"Kami minta kepada pemerintah, tolonglah segera
bangun hunian yang layak itu untuk kami. Kami sudah kehilangan rumah akibat
banjir bandang itu. Kalau kami ada hunian, bisa berkumpul kembali bersama
keluarga yang masih selamat, " ujarnya kepada TintaSiyasi.ID, Ahad
(21/12/2025).
Banjir bandang yang melanda Sumatera, tepatnya di tiga
provinsi terdampak parah mulai Aceh, Sumatera Utara, juga Sumatera Barat telah
menimbulkan kerugian bukan hanya bagi pemerintah, tetapi juga khususnya para
korban dari warga lokasi terdampak.
Warga tersebut mengaku, sangat tidak nyaman berada di pengungsian. “Salah satu
faktornya adalah kondisi pengungsian yang bercampur baur. Mereka juga hanya
diletakkan di tenda-tenda darurat serta untuk makan pun sangat susah,” jelasnya.

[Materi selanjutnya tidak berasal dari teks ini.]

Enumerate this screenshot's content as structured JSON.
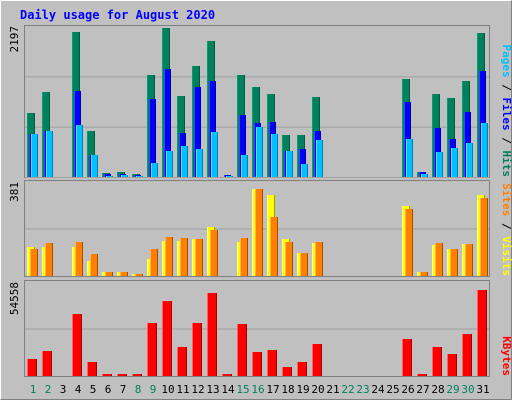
{
  "chart_data": [
    {
      "type": "bar",
      "title": "Daily usage for August 2020",
      "ymax_label": "2197",
      "ylim": [
        0,
        2197
      ],
      "categories": [
        "1",
        "2",
        "3",
        "4",
        "5",
        "6",
        "7",
        "8",
        "9",
        "10",
        "11",
        "12",
        "13",
        "14",
        "15",
        "16",
        "17",
        "18",
        "19",
        "20",
        "21",
        "22",
        "23",
        "24",
        "25",
        "26",
        "27",
        "28",
        "29",
        "30",
        "31"
      ],
      "weekend_days": [
        "1",
        "2",
        "8",
        "9",
        "15",
        "16",
        "22",
        "23",
        "29",
        "30"
      ],
      "series": [
        {
          "name": "Hits",
          "color": "#00805c",
          "values": [
            950,
            1250,
            0,
            2140,
            680,
            60,
            70,
            40,
            1500,
            2190,
            1190,
            1630,
            2010,
            0,
            1510,
            1320,
            1220,
            620,
            620,
            1180,
            0,
            0,
            0,
            0,
            0,
            1450,
            80,
            1230,
            1160,
            1420,
            2120
          ]
        },
        {
          "name": "Files",
          "color": "#0000ff",
          "values": [
            640,
            680,
            0,
            1270,
            330,
            40,
            50,
            30,
            1150,
            1590,
            650,
            1320,
            1420,
            30,
            920,
            790,
            810,
            390,
            410,
            680,
            0,
            0,
            0,
            0,
            0,
            1100,
            70,
            720,
            560,
            960,
            1570
          ]
        },
        {
          "name": "Pages",
          "color": "#00c0ff",
          "values": [
            640,
            680,
            0,
            770,
            330,
            20,
            30,
            20,
            200,
            380,
            450,
            420,
            670,
            10,
            330,
            740,
            640,
            390,
            190,
            540,
            0,
            0,
            0,
            0,
            0,
            560,
            50,
            370,
            430,
            500,
            790
          ]
        }
      ],
      "legend": [
        "Pages",
        "Files",
        "Hits"
      ]
    },
    {
      "type": "bar",
      "ymax_label": "381",
      "ylim": [
        0,
        381
      ],
      "categories": [
        "1",
        "2",
        "3",
        "4",
        "5",
        "6",
        "7",
        "8",
        "9",
        "10",
        "11",
        "12",
        "13",
        "14",
        "15",
        "16",
        "17",
        "18",
        "19",
        "20",
        "21",
        "22",
        "23",
        "24",
        "25",
        "26",
        "27",
        "28",
        "29",
        "30",
        "31"
      ],
      "series": [
        {
          "name": "Visits",
          "color": "#ffff00",
          "values": [
            120,
            120,
            0,
            120,
            60,
            15,
            15,
            10,
            70,
            145,
            145,
            150,
            200,
            0,
            140,
            355,
            330,
            150,
            95,
            135,
            0,
            0,
            0,
            0,
            0,
            285,
            15,
            125,
            110,
            130,
            330
          ]
        },
        {
          "name": "Sites",
          "color": "#ff8000",
          "values": [
            110,
            135,
            0,
            140,
            90,
            15,
            15,
            10,
            110,
            160,
            155,
            150,
            190,
            0,
            155,
            355,
            240,
            140,
            95,
            140,
            0,
            0,
            0,
            0,
            0,
            275,
            15,
            135,
            110,
            130,
            320
          ]
        }
      ],
      "legend": [
        "Sites",
        "Visits"
      ]
    },
    {
      "type": "bar",
      "ymax_label": "54558",
      "ylim": [
        0,
        54558
      ],
      "categories": [
        "1",
        "2",
        "3",
        "4",
        "5",
        "6",
        "7",
        "8",
        "9",
        "10",
        "11",
        "12",
        "13",
        "14",
        "15",
        "16",
        "17",
        "18",
        "19",
        "20",
        "21",
        "22",
        "23",
        "24",
        "25",
        "26",
        "27",
        "28",
        "29",
        "30",
        "31"
      ],
      "series": [
        {
          "name": "KBytes",
          "color": "#ff0000",
          "values": [
            10000,
            14500,
            0,
            36500,
            8000,
            1000,
            1000,
            1000,
            31000,
            44000,
            16800,
            31000,
            48500,
            1000,
            30500,
            14100,
            15000,
            5000,
            8000,
            19000,
            0,
            0,
            0,
            0,
            0,
            21500,
            1000,
            17300,
            13000,
            24500,
            50700
          ]
        }
      ],
      "legend": [
        "KBytes"
      ]
    }
  ],
  "colors": {
    "background": "#c0c0c0",
    "title": "#0000ff",
    "weekday_tick": "#000000",
    "weekend_tick": "#00805c",
    "gridline": "#a0a0a0"
  }
}
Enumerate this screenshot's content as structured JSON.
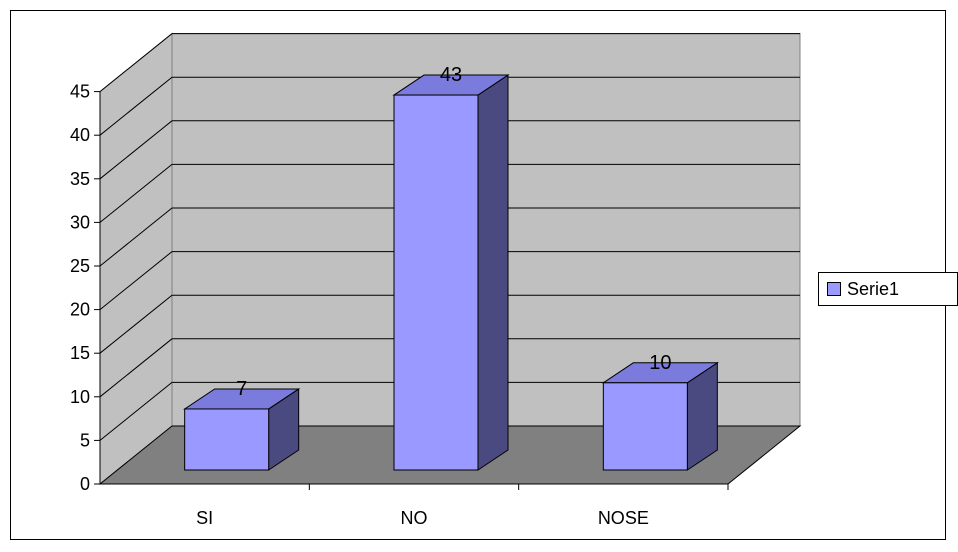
{
  "chart_data": {
    "type": "bar",
    "categories": [
      "SI",
      "NO",
      "NOSE"
    ],
    "series": [
      {
        "name": "Serie1",
        "values": [
          7,
          43,
          10
        ]
      }
    ],
    "ylim": [
      0,
      45
    ],
    "yticks": [
      0,
      5,
      10,
      15,
      20,
      25,
      30,
      35,
      40,
      45
    ],
    "data_labels": [
      "7",
      "43",
      "10"
    ],
    "grid": true,
    "legend": "right",
    "three_d": true
  },
  "colors": {
    "bar_front": "#9999ff",
    "bar_top": "#7b7bdd",
    "bar_side": "#4a4a80",
    "back_wall": "#c0c0c0",
    "side_wall": "#c0c0c0",
    "floor": "#808080"
  }
}
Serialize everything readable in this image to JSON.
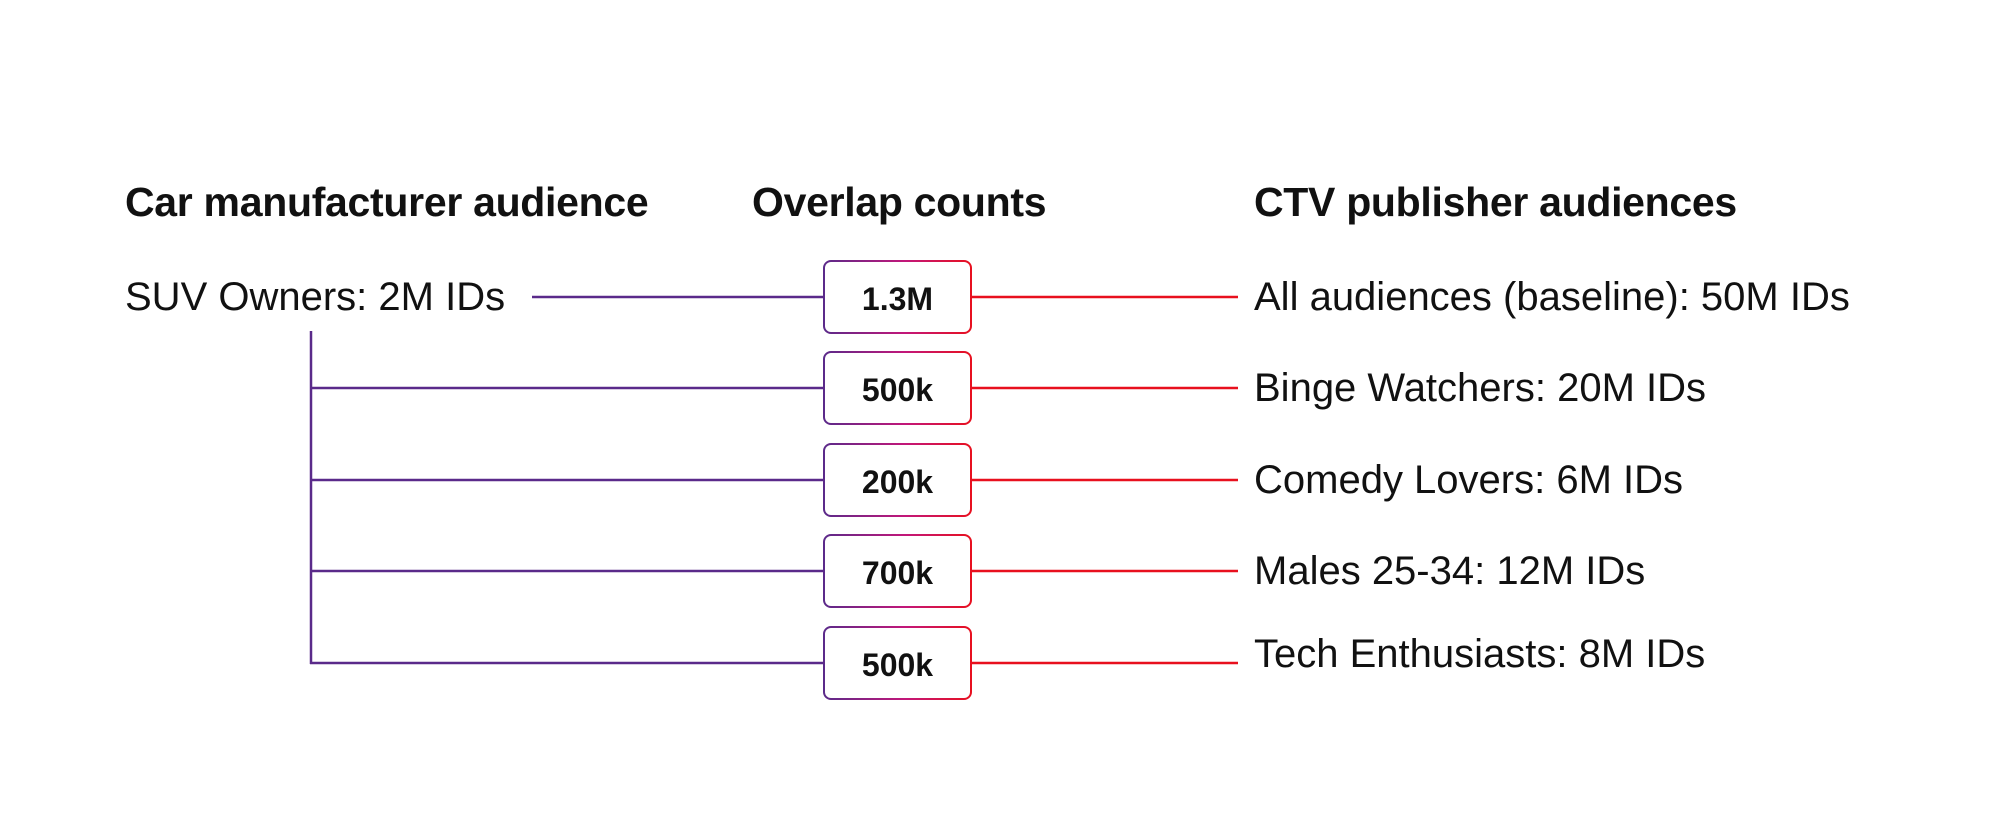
{
  "headings": {
    "source": "Car manufacturer audience",
    "overlap": "Overlap counts",
    "target": "CTV publisher audiences"
  },
  "source_audience": {
    "label": "SUV Owners: 2M IDs"
  },
  "rows": [
    {
      "overlap": "1.3M",
      "target": "All audiences (baseline): 50M IDs"
    },
    {
      "overlap": "500k",
      "target": "Binge Watchers: 20M IDs"
    },
    {
      "overlap": "200k",
      "target": "Comedy Lovers: 6M IDs"
    },
    {
      "overlap": "700k",
      "target": "Males 25-34: 12M IDs"
    },
    {
      "overlap": "500k",
      "target": "Tech Enthusiasts: 8M IDs"
    }
  ],
  "colors": {
    "source_connector": "#5a2a8a",
    "target_connector": "#e8101e",
    "text": "#111111"
  }
}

"Tidak nyaman sekali. Karena kan di tenda-tenda
itu semuanya berbaur. Gak bagus. Makan pun begitulah. Kadang cuma nasi aja gak
ada lauknya. Banyak sayuran busuk, kentang busuk, telur busuk karena mau di
masak di mana? Pakai kayu bakar, semuanya masih basah," ia melanjutkan.
Menurutnya, jika hunian itu dibangun segera maka warga
terdampak akan bisa memulai hidup yang baru dan bisa mencari nafkah lagi
seperti semula sehingga bisa menjalani hidup dengan layak.
Bukan hanya itu, warga juga tidak mempermasalahkan ke
daerah mana mereka akan direlokasikan. “Karena jika berada tetap di lokasi
bencana, masih menyimpan trauma mendalam dan rasa ketakutan,” bebernya.
"Banjir kan datang pagi. Saat itu memang
tiba-tiba setelah tiga hari berturut-turut hujan turun tak ada hentinya. Pas
banjir datang ternyata bawa kayu-kayu itu. Iya sampai sekarang masih ketakutan
dan merasa tidak aman, " imbuhnya lagi.
Pembalakan
Selanjutnya, warga tersebut menjelaskan terkait dengan
kayu gelondongan yang memenuhi desa Huta Nabolon. “Benar telah terjadi
pembalakan hutan di atas perbukitan,” jelasnya.
"Kalau saya katakan tidak ada penggundulan hutan,
berarti saya bohong. Kan kayu-kayu ini buktinya. Dari mana semua kayu-kayu ini
berdatangan kalau bukan dari
penggundulan hutan di atas sana," tegasnya lagi.
Ia meminta kepada pemerintah dan aparat agar memberi sanksi
kepada mereka yang terlibat dalam pembalakan hutan. “Karena yang menjadi
korbannya adalah warga desa sendiri,” lugasnya.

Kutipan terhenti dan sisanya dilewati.